En efecto, la muerte es una fuerza que puede suscitar angustia y medios existenciales en nosotros. Cuando la muerte aún está bajo el dominio del demonio, puede parecer un final sin sentido, un simple desvanecerse en la nada, en lo desconocido, en la desesperanza… Entonces también el sufrimiento antes de la muerte carecería de sentido, y así puede surgir la idea de la eutanasia como una opción presentada en términos de la misericordia.
También en el suicidio actúan las fuerzas del mal, llevando a la persona a tal desesperación que llega a pensar que la mejor salida es refugiarse en la muerte.
Entonces, ¿en qué sentido destruyó Jesús el dominio de la muerte y cuál es el cambio que tiene lugar cuando nos encontramos con Él?

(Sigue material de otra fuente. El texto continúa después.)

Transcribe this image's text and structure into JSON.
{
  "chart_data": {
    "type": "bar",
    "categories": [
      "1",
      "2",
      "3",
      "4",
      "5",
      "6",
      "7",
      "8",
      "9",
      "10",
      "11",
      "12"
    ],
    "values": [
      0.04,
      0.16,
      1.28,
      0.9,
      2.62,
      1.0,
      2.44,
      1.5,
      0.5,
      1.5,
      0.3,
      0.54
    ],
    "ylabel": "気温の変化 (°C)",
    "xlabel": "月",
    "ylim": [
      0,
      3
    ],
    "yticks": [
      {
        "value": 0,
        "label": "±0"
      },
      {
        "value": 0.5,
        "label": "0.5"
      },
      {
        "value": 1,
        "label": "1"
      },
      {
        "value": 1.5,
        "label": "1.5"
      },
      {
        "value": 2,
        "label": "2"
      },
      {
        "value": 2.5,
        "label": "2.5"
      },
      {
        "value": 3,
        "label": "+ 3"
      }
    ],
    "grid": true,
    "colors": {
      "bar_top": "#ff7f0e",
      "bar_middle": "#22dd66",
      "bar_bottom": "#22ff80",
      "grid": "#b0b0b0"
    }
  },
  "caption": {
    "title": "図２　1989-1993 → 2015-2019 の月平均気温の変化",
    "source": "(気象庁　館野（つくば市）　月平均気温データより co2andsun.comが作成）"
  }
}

La fe es el prerrequisito elemental para derrocar el poder de la muerte. Es esta fe la que nos anuncia que Jesús resucitó de entre los muertos. Y esta misma resurrección nos asegura que también nosotros, después de nuestra muerte, seremos transformados y entraremos en una existencia completamente nueva, en la que viviremos eternamente con Dios. La Sagrada Escritura nos lo testifica.
Si esta fe inunda nuestro corazón, entonces ya hemos ganado la batalla crucial contra el dominio de Satanás sobre la muerte. La muerte ya no es para nosotros un desaparecer en la nada, ni una puerta hacia lo desconocido, ni una caída en un abismo sin fin… Todo lo contrario: la muerte se convierte para nosotros en el último paso para regresar definitivamente a la casa del Padre Celestial.
Un siguiente paso para arrebatar a la muerte de las garras del enemigo es mantener vivo el recuerdo de la muerte en nuestra vida. La Sagrada Escritura nos dice: “Acuérdate de tu final y nunca pecarás” (Eclo 7,36).
¿Qué significa eso? Nuevamente es la fe la que nos enseña que nuestra vida transcurre bajo la mirada de Dios y que algún día tendremos que rendirle cuentas. Es un aspecto de mucha seriedad, pues nos deja en claro que somos responsables por todo acto que cometemos u omitimos. Seremos juzgados de acuerdo a la medida en que respondimos al amor de Dios, según el grado de conocimiento que de Él hayamos tenido.
Esta consciencia puede infundirnos un santo temor y recordarnos la seriedad de nuestra existencia. En consecuencia, llevaremos nuestra vida con mayor responsabilidad. Pero este pensamiento no debe infundirnos miedo, puesto que Dios está siempre dispuesto a perdonarnos, a fortalecernos y a levantarnos. Pero ciertamente Él quiere que pongamos todo de nuestra parte para cumplir su Voluntad.
De esta manera la muerte puede convertírsenos en maestra. Ya no es aquella que nos infunde terror y nos esclaviza a través del miedo, sino que nos despierta y nos trae a la memoria lo escencial de la vida.
Jesús atravesó la muerte por nosotros en todas sus dimensiones. Recordemos la agonía que sufrió por nosotros en Getsemaní. Experimentó esta realidad en toda su crudeza e incluso buscó un consuelo humano en sus discípulos, pero ellos no fueron capaces de acompañarlo en esta hora tan difícil. El evangelio nos relata que fue un ángel quien lo fortaleció.
Por tanto, dirijámonos al Señor cuando nos oprima el miedo a la muerte e invoquemos la presencia del Espíritu Santo ante estos temores. Nuestro Señor los conoce bien, pues él mismo asumió nuestra naturaleza humana con todas sus realidades.